China's Mars rover, Zhurong, has made an important discovery that could completely change what we think about the red planet until now.
 China makes a new discovery that changes what we know about Mars
READING NOW China makes a new discovery that changes what we know about Mars

Liquid water may have existed extensively on Mars until 400,000 years ago, perhaps through melting snow on the dunes, according to new data from China’s Zhurong rover.

Our understanding of Mars has undergone some changes since the Zhurong rover landed on the Red Planet in early 2021. While we’ve known about the existence of ancient rivers and floods on Mars for decades, the last remaining liquids were thought to have dried up about three billion years ago. For comparison, this time period marks a period close to the time when the first single-celled organisms on Earth began to photosynthesize.

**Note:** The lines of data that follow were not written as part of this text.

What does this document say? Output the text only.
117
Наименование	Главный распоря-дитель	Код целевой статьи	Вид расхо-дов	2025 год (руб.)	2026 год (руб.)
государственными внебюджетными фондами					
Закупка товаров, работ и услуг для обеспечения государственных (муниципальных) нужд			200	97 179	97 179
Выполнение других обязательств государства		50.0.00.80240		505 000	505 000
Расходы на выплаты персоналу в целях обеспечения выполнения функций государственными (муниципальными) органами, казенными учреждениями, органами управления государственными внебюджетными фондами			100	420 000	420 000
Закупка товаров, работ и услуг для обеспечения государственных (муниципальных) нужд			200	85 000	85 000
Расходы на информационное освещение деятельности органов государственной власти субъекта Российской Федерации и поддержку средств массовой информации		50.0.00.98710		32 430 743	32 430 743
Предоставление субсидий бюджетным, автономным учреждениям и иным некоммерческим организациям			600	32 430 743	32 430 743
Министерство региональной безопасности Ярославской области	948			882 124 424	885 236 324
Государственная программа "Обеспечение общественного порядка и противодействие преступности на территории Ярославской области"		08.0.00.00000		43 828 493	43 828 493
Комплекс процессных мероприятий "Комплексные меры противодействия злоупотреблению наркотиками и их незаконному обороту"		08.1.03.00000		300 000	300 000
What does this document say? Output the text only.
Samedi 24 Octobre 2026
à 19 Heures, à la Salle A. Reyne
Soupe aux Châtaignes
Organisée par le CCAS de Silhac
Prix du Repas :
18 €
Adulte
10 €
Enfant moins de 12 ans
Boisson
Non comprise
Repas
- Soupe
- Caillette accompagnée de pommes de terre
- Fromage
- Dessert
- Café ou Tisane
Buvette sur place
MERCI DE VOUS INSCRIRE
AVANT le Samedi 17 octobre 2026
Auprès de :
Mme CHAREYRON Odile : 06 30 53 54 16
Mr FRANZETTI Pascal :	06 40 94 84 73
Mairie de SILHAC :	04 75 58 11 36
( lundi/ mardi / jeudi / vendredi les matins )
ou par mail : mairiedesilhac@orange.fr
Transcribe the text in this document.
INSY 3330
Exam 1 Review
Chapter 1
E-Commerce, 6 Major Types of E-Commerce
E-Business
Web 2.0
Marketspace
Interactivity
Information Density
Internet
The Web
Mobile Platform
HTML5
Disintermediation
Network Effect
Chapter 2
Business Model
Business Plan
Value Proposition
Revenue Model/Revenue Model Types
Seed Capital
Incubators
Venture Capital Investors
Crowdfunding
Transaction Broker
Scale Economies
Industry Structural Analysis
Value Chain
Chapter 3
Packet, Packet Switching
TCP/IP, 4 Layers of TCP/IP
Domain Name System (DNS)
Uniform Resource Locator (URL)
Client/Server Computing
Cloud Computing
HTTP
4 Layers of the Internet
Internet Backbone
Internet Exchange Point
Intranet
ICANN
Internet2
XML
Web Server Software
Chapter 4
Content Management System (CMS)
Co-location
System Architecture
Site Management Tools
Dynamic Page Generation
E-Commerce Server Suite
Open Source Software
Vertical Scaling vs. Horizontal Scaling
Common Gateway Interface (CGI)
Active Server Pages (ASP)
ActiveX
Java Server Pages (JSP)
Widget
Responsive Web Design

Only last year, however, these estimates began to change when the Zhurong rover discovered tentative evidence that liquid water may have been present on the planet as early as 700 million years ago.

Still, even estimates that varied at the time are almost insignificant compared to how far estimates of when potentially liquid water were found on Mars have now moved. Zhurong has spent the last few years surveying Utopia Planitia, a vast plain on the Martian surface that, at 3,300 kilometers wide, forms the largest impact basin in the solar system, collecting data on the composition of the windswept sand dunes that cover the land.

According to the Chinese Academy of Sciences team working on the mission, the information they found “provides critical clues for future exploration missions looking for signs of current life.” The scientists found that these dunes are covered with clumps of thin, cracked crusts and particles, and these features can only be explained by the presence of liquid water in the recent past, they say.

“The dunes are a more modern landform,” Xiaoguang Qin, a scientist at the Chinese Academy of Sciences and one of the authors of a new paper published on the findings, told New Scientist. ”

This new evidence suggests that instead of billions or hundreds of millions of years without liquid water, the Red Planet may have hosted pockets of frost or snow between 1.4 million and 400,000 years ago. This corresponds to an astonishingly new time period, a time when archaic humans were already roaming Europe.

May be possible with varying axis curvature

Qin notes that this is only possible due to Mars’ changing axial tilt. A few million years ago, the planet’s poles were more directly facing the sun, causing glaciers to release large amounts of water vapor that condensed as snow closer to the equator. Qin said in interviews with Space.com that “no water ice was detected by any instrument on the Zhurong rover,” but that this model still “offers a regeneration mechanism for atmospheric vapor to create frost or snow at low latitudes where the Zhurong rover has landed.”

While the possibility remains that these dunes were created by other unknown geological processes, other researchers report that the team’s suggestion is plausible. If this suggestion is correct, it would mean not only a massive re-creation of Mars’ geological timeline, but a reconsideration of its geography as well. Because sand dunes are so common all over the planet, there may be more modern evidence of water on Mars than previously known.

“The phenomenon has been documented somewhere,” Manasvi Lingam, a Florida Institute of Technology professor of astrobiology, who was not involved in the research, said in a conversation with Space.com.

The discovery has been published in detail in the journal Science Advances.